Should work fine. Pi/Linux is super flexible when it comes to various routing configurations. What router do you have at your place? Have you thought about how you could make game server traffic go through VPN while leaving regular traffic?

Also do you need publicly accessible game servers? If it’s just your friends with computers/phones you could “share” your game server and Tailscale can manage VPN hole punching.

Glad my idea isn’t totally absurd to someone else. So the router at my parents house is a xfinity router that can handle port forwarding but cant handle vpn internally hence why i was thinking pi hooked up to it. If this idea works i would probably segregate my game servers on their own vlan and then route it over vpn to my parents house. So the rest of my servers and computers in my house aren’t affected. You mean share the public ip just with them? Tailscale i’ve never heard of that. I was wanting to do more publicly accessible game servers since i want to go more into server management at work and running web servers and game servers at my house is just my way of teaching myself.

Apart from Raspberry Pi being less than ideal for networking tasks (pretty much anything else is better) it should be fine but do keep in mind that VPN will add quite a bit of latency so you probably want to use VPS / Barebones server setup instead.

1 Like

This is kind of what I was thinking too, but then again, game servers don’t need a lot of bandwidth typically and lots of people use wireguard for convenience, which doesn’t benefit from hardware aes extensions that Pi is missing.

One device that’s slightly worse on paper, but probably worth it’s salt would be the $25 1GB Rock64 from Pine64.

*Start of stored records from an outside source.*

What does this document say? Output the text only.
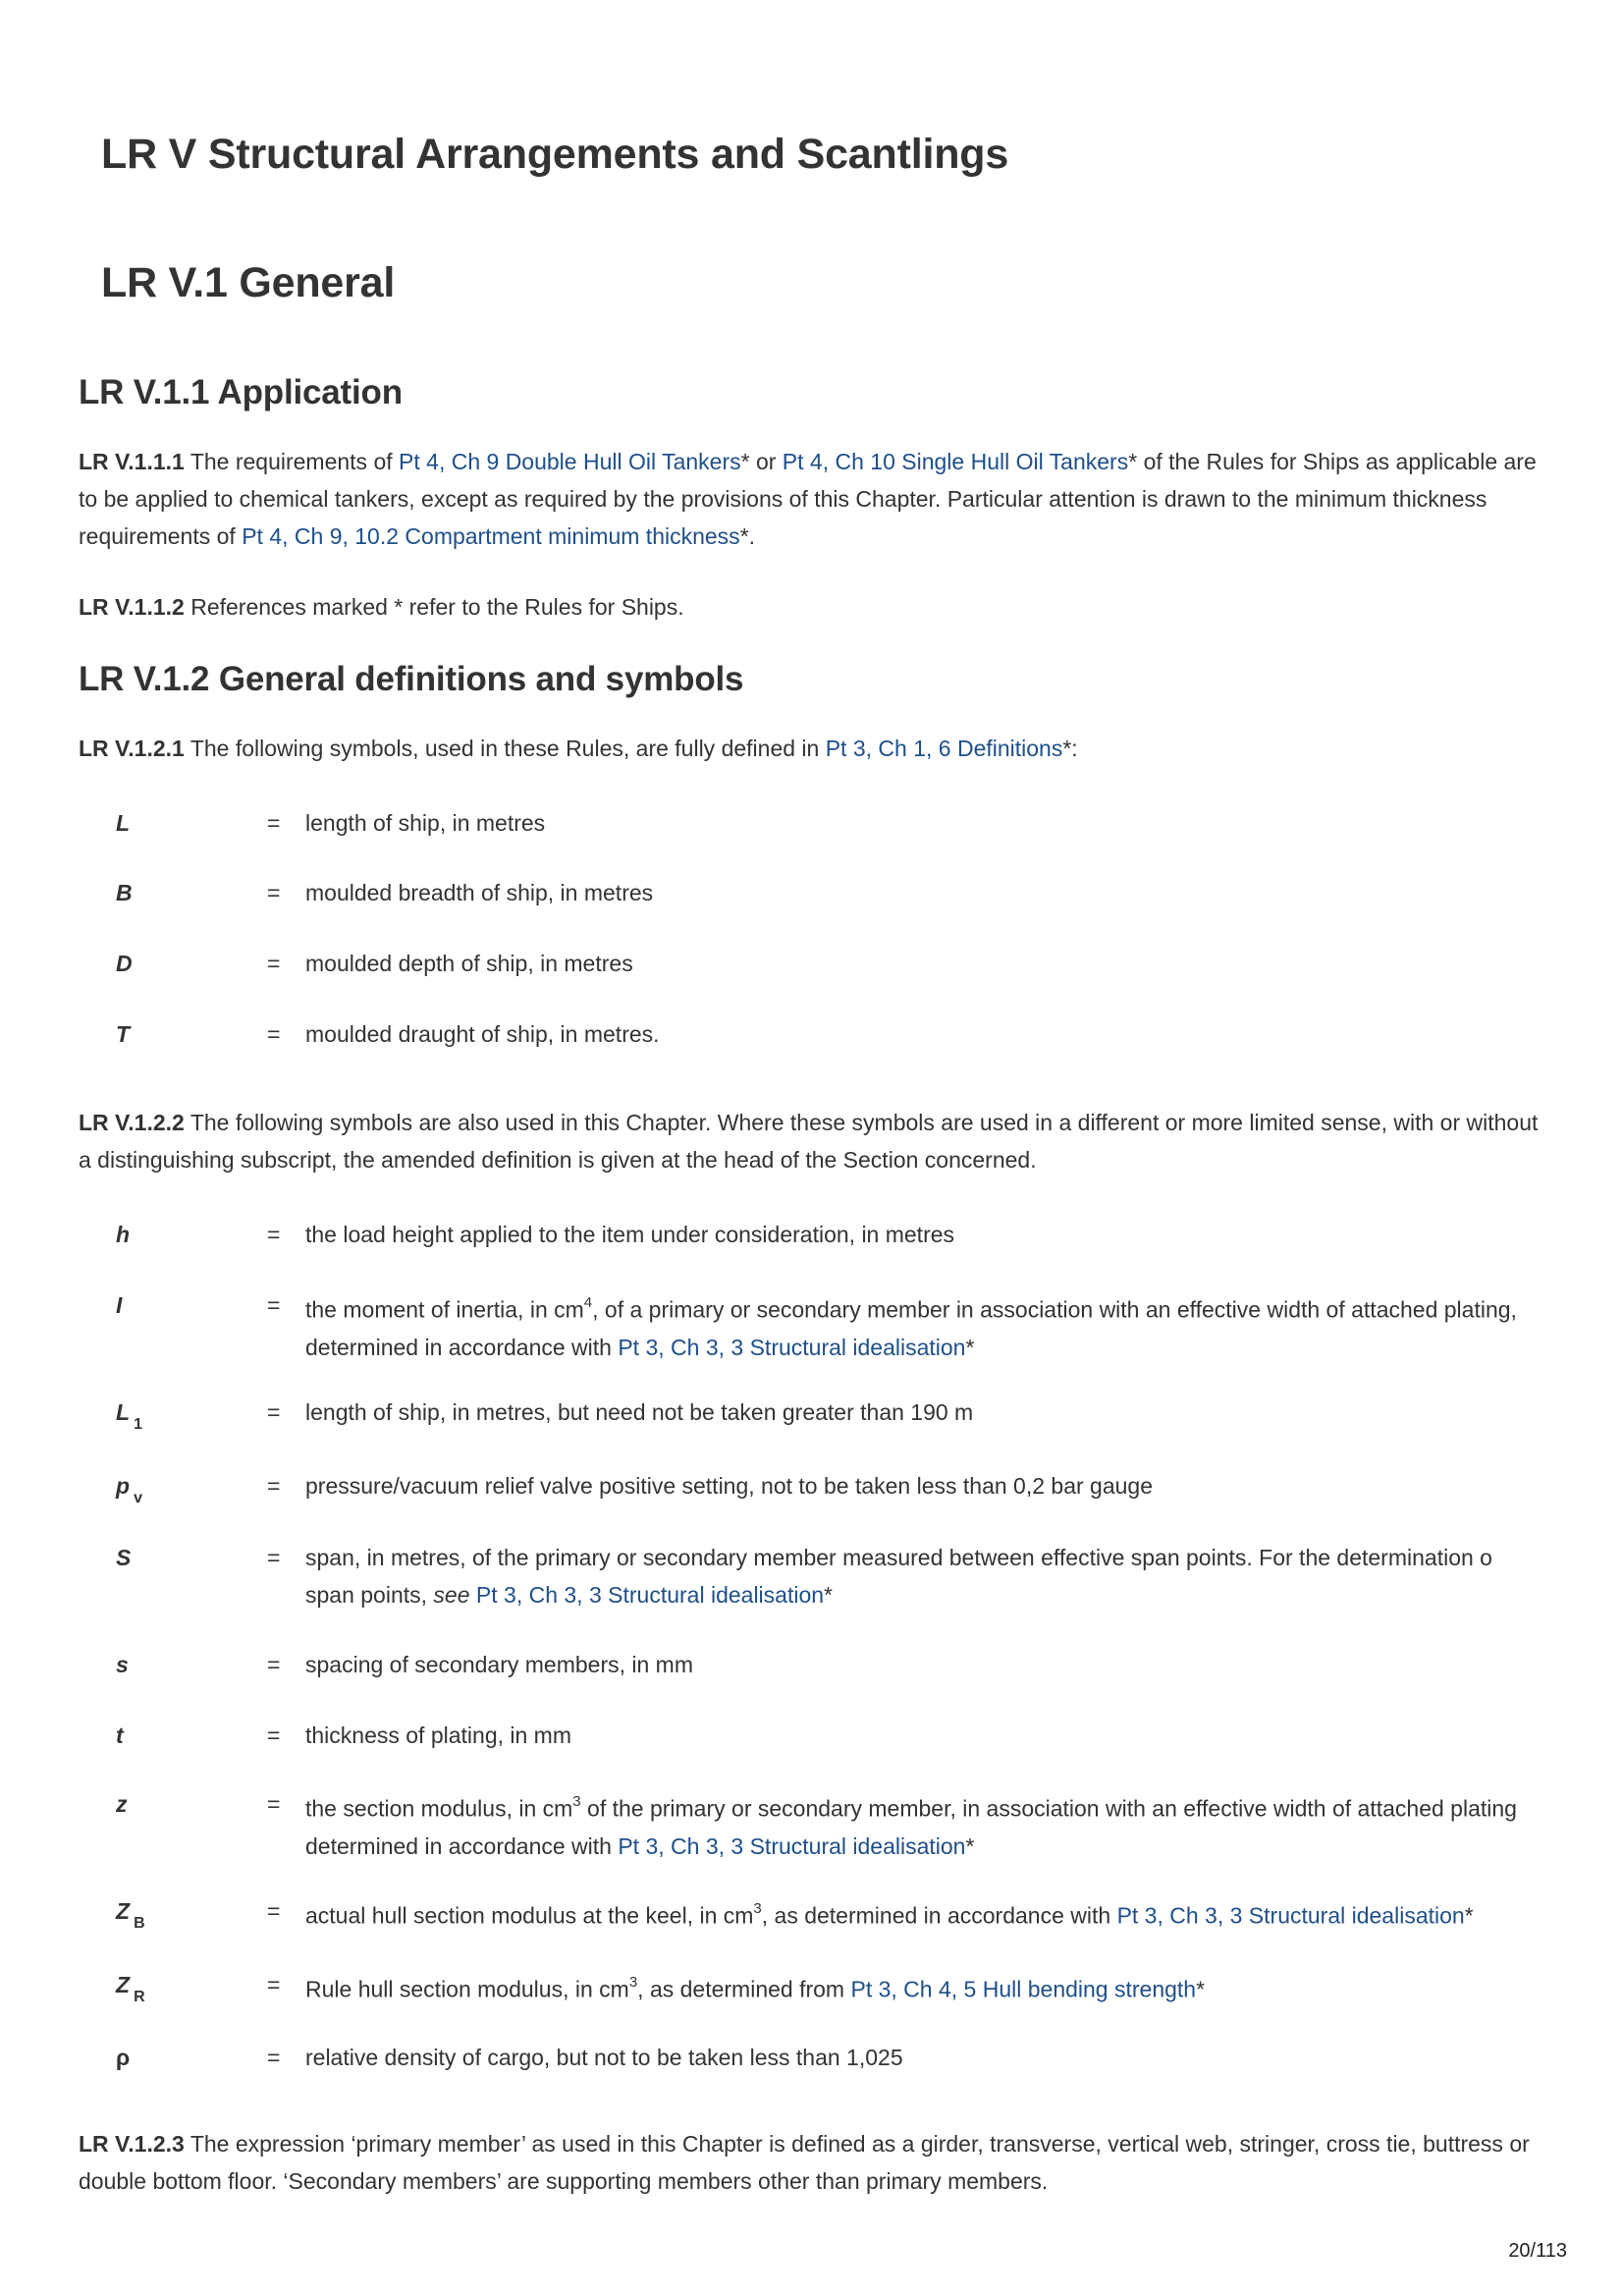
LR V Structural Arrangements and Scantlings
LR V.1 General
LR V.1.1 Application

LR V.1.1.1 The requirements of Pt 4, Ch 9 Double Hull Oil Tankers* or Pt 4, Ch 10 Single Hull Oil Tankers* of the Rules for Ships as applicable are to be applied to chemical tankers, except as required by the provisions of this Chapter. Particular attention is drawn to the minimum thickness requirements of Pt 4, Ch 9, 10.2 Compartment minimum thickness*.

LR V.1.1.2 References marked * refer to the Rules for Ships.

LR V.1.2 General definitions and symbols

LR V.1.2.1 The following symbols, used in these Rules, are fully defined in Pt 3, Ch 1, 6 Definitions*:

L	= length of ship, in metres
B	= moulded breadth of ship, in metres
D	= moulded depth of ship, in metres
T	= moulded draught of ship, in metres.

LR V.1.2.2 The following symbols are also used in this Chapter. Where these symbols are used in a different or more limited sense, with or without a distinguishing subscript, the amended definition is given at the head of the Section concerned.

h	= the load height applied to the item under consideration, in metres
I	= the moment of inertia, in $cm^4$, of a primary or secondary member in association with an effective width of attached plating, determined in accordance with Pt 3, Ch 3, 3 Structural idealisation*
L $_1$	= length of ship, in metres, but need not be taken greater than 190 m
p $_v$	= pressure/vacuum relief valve positive setting, not to be taken less than 0,2 bar gauge
S	= span, in metres, of the primary or secondary member measured between effective span points. For the determination o
span points, see Pt 3, Ch 3, 3 Structural idealisation*
s	= spacing of secondary members, in mm
t	= thickness of plating, in mm
z	= the section modulus, in $cm^3$ of the primary or secondary member, in association with an effective width of attached plating determined in accordance with Pt 3, Ch 3, 3 Structural idealisation*
Z $_B$	= actual hull section modulus at the keel, in $cm^3$, as determined in accordance with Pt 3, Ch 3, 3 Structural idealisation*
Z $_R$	= Rule hull section modulus, in $cm^3$, as determined from Pt 3, Ch 4, 5 Hull bending strength*
ρ	= relative density of cargo, but not to be taken less than 1,025

LR V.1.2.3 The expression ‘primary member’ as used in this Chapter is defined as a girder, transverse, vertical web, stringer, cross tie, buttress or double bottom floor. ‘Secondary members’ are supporting members other than primary members.

20/113
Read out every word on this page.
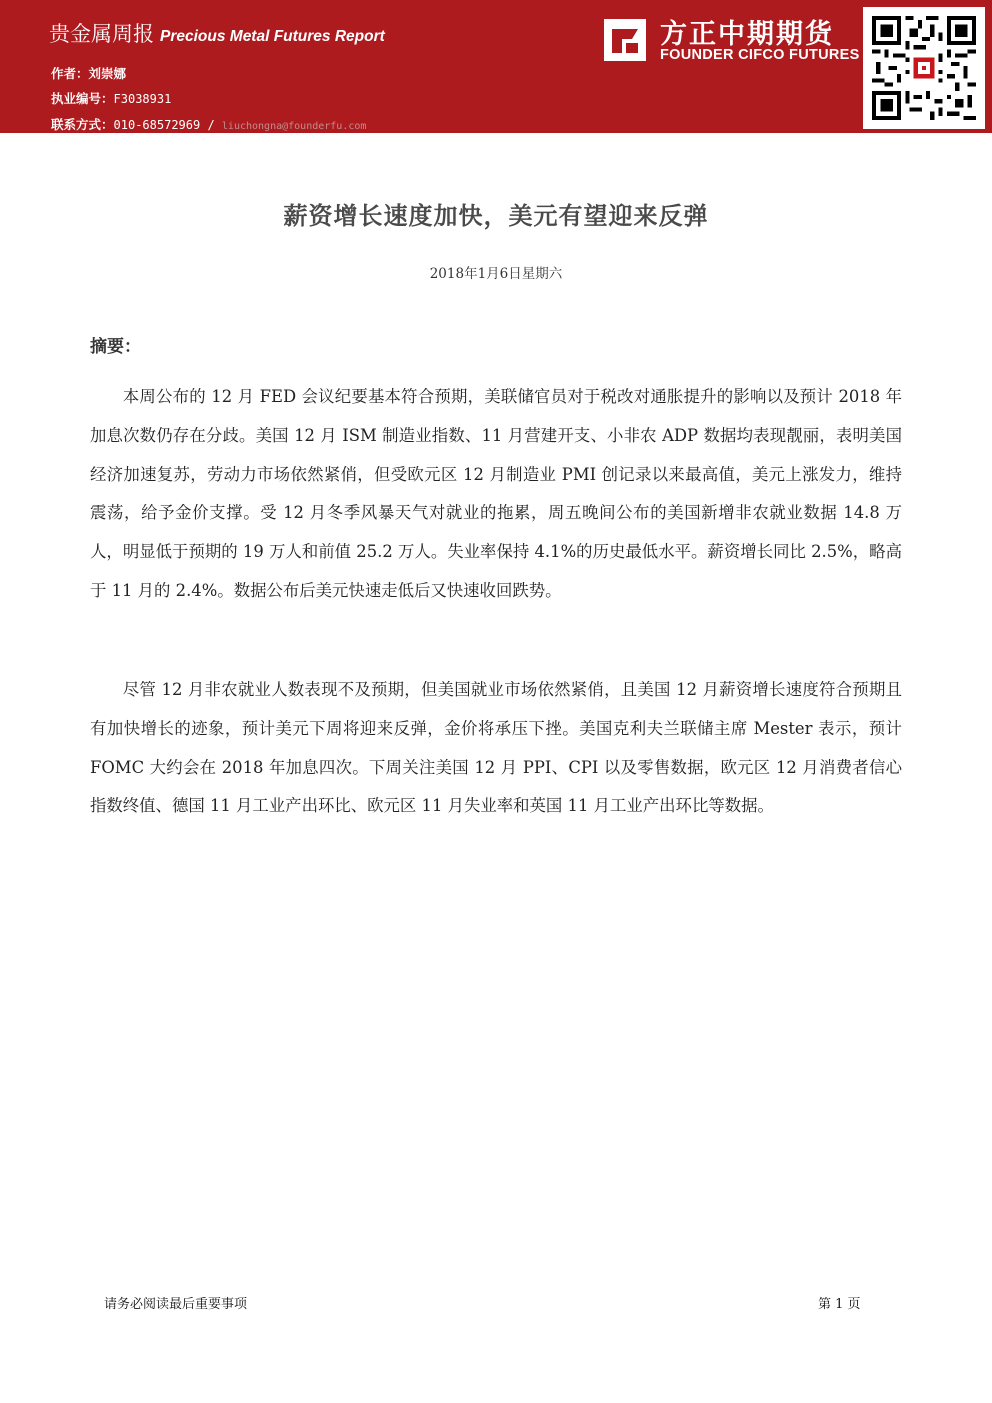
贵金属周报 Precious Metal Futures Report
作者：刘崇娜
执业编号：F3038931
联系方式：010-68572969 / liuchongna@founderfu.com
方正中期期货
FOUNDER CIFCO FUTURES
薪资增长速度加快，美元有望迎来反弹
2018年1月6日星期六
摘要：
本周公布的 12 月 FED 会议纪要基本符合预期，美联储官员对于税改对通胀提升的影响以及预计 2018 年加息次数仍存在分歧。美国 12 月 ISM 制造业指数、11 月营建开支、小非农 ADP 数据均表现靓丽，表明美国经济加速复苏，劳动力市场依然紧俏，但受欧元区 12 月制造业 PMI 创记录以来最高值，美元上涨发力，维持震荡，给予金价支撑。受 12 月冬季风暴天气对就业的拖累，周五晚间公布的美国新增非农就业数据 14.8 万人，明显低于预期的 19 万人和前值 25.2 万人。失业率保持 4.1%的历史最低水平。薪资增长同比 2.5%，略高于 11 月的 2.4%。数据公布后美元快速走低后又快速收回跌势。
尽管 12 月非农就业人数表现不及预期，但美国就业市场依然紧俏，且美国 12 月薪资增长速度符合预期且有加快增长的迹象，预计美元下周将迎来反弹，金价将承压下挫。美国克利夫兰联储主席 Mester 表示，预计 FOMC 大约会在 2018 年加息四次。下周关注美国 12 月 PPI、CPI 以及零售数据，欧元区 12 月消费者信心指数终值、德国 11 月工业产出环比、欧元区 11 月失业率和英国 11 月工业产出环比等数据。
请务必阅读最后重要事项	第 1 页
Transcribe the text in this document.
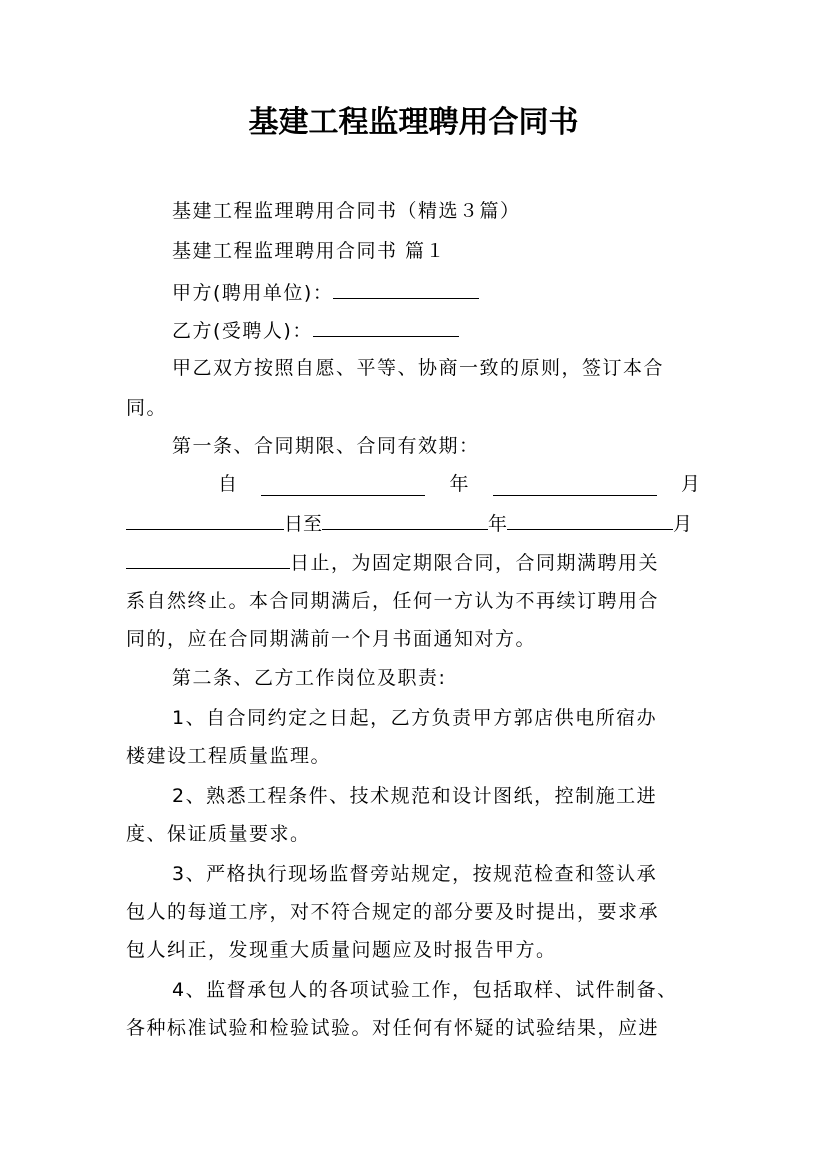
基建工程监理聘用合同书
基建工程监理聘用合同书（精选３篇）
基建工程监理聘用合同书 篇１
甲方(聘用单位)：
乙方(受聘人)：
甲乙双方按照自愿、平等、协商一致的原则，签订本合
同。
第一条、合同期限、合同有效期：
自	年	月
日至	年	月
日止，为固定期限合同，合同期满聘用关
系自然终止。本合同期满后，任何一方认为不再续订聘用合
同的，应在合同期满前一个月书面通知对方。
第二条、乙方工作岗位及职责:
1、自合同约定之日起，乙方负责甲方郭店供电所宿办
楼建设工程质量监理。
2、熟悉工程条件、技术规范和设计图纸，控制施工进
度、保证质量要求。
3、严格执行现场监督旁站规定，按规范检查和签认承
包人的每道工序，对不符合规定的部分要及时提出，要求承
包人纠正，发现重大质量问题应及时报告甲方。
4、监督承包人的各项试验工作，包括取样、试件制备、
各种标准试验和检验试验。对任何有怀疑的试验结果，应进
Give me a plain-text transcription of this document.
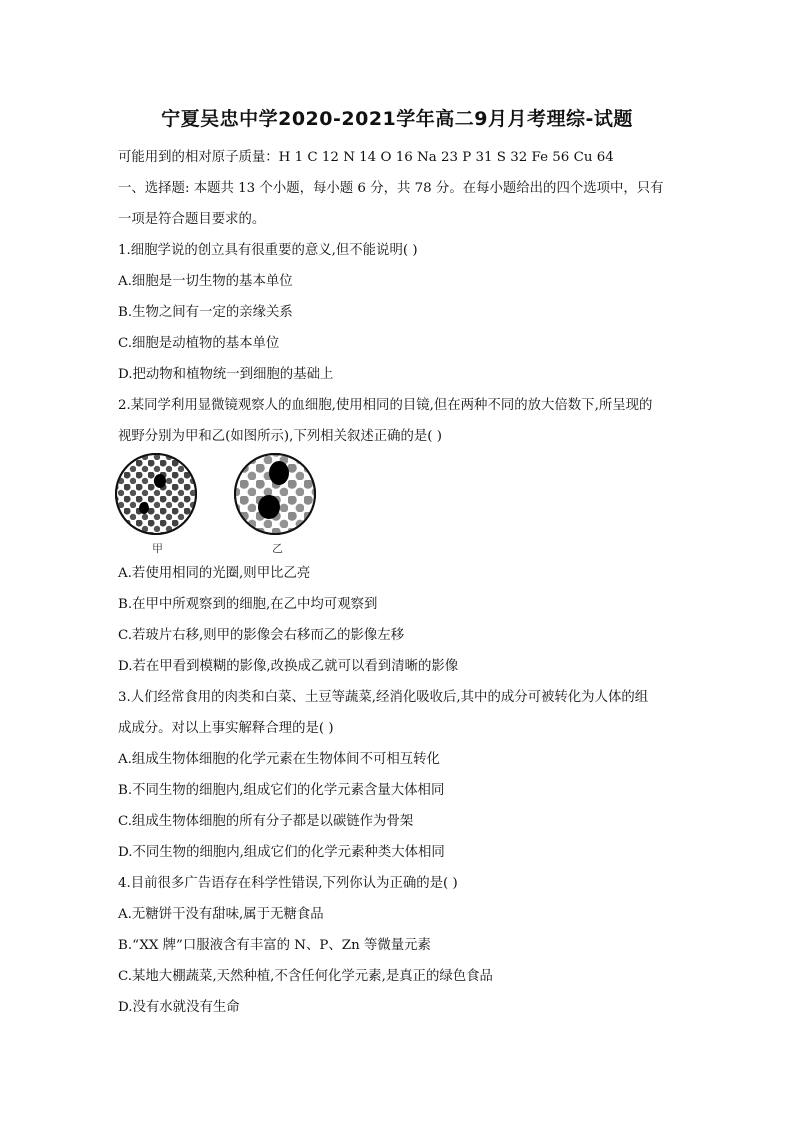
宁夏吴忠中学2020-2021学年高二9月月考理综-试题
可能用到的相对原子质量：H 1 C 12 N 14 O 16 Na 23 P 31 S 32 Fe 56 Cu 64
一、选择题: 本题共 13 个小题，每小题 6 分，共 78 分。在每小题给出的四个选项中，只有
一项是符合题目要求的。
1.细胞学说的创立具有很重要的意义,但不能说明( )
A.细胞是一切生物的基本单位
B.生物之间有一定的亲缘关系
C.细胞是动植物的基本单位
D.把动物和植物统一到细胞的基础上
2.某同学利用显微镜观察人的血细胞,使用相同的目镜,但在两种不同的放大倍数下,所呈现的
视野分别为甲和乙(如图所示),下列相关叙述正确的是( )
甲	乙
A.若使用相同的光圈,则甲比乙亮
B.在甲中所观察到的细胞,在乙中均可观察到
C.若玻片右移,则甲的影像会右移而乙的影像左移
D.若在甲看到模糊的影像,改换成乙就可以看到清晰的影像
3.人们经常食用的肉类和白菜、土豆等蔬菜,经消化吸收后,其中的成分可被转化为人体的组
成成分。对以上事实解释合理的是( )
A.组成生物体细胞的化学元素在生物体间不可相互转化
B.不同生物的细胞内,组成它们的化学元素含量大体相同
C.组成生物体细胞的所有分子都是以碳链作为骨架
D.不同生物的细胞内,组成它们的化学元素种类大体相同
4.目前很多广告语存在科学性错误,下列你认为正确的是( )
A.无糖饼干没有甜味,属于无糖食品
B.“XX 牌”口服液含有丰富的 N、P、Zn 等微量元素
C.某地大棚蔬菜,天然种植,不含任何化学元素,是真正的绿色食品
D.没有水就没有生命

Once you go into $150-$200 territory, you might already be looking at x86. (Buying a $100 pi + fancy dongles will easily get you to a point where x86 might be cheaper). Used x86 can be had for about $100 but that takes more effort to procure (pretty much a non-starter outside of US).

I’d highly recommend going RK3399 over RK3328, it’s much better supported overall and a lot of people are interested and hacking on that SoC so it support doesn’t rely on one single entity. PCIe slot is also a nice addition :slight_smile:

When you don´t need proper user management plain wireguard is just fine (for a site to site vpn i really see no reason for user management). It´s really the main downside to wireguard, so things like tailscale exist that add on top of wireguard the features that it decided not to implement.

They also have a bit of a comparison on their website comparing tailcale to wireguard


When you create a site to site VPN with wireguard by default both networks see everything from the other network. So your raspberry pi can see all the PCs in your current place and your game server can see all the PCs in your parents place.

You should make sure both networks use different IP spaces. If you have both setup to use 192.168.1.x you’ll have some issues because the same IPs can be used up multiple times.

Though I don´t think you can directly port forward to your game server from the router, because only the raspberry pi will see the other network. Setting up port forwarding to your raspberry pi and then setting up rules to forward from there to your game server would be one way to do it, but seems a bit clunky.

There probably is some way to do this more elegantly so that you don´t have to grind threw iptable rules to do port forwarding on your raspberry pi… But I don´t know right now. Maybe it also just works and you can just port forward to your game server, I’m honestly not 100% sure. But I believe it probably does not (maybe someone can comment on that part?).

If you don´ t want the pi or the other site to see every PC in the other network. You can as you said either setup a VLAN for the pi and make it so the pi itself cannot see other devices in that network. Or setup those rules directly on the pi. You´ll also have to do the same thing on the other end.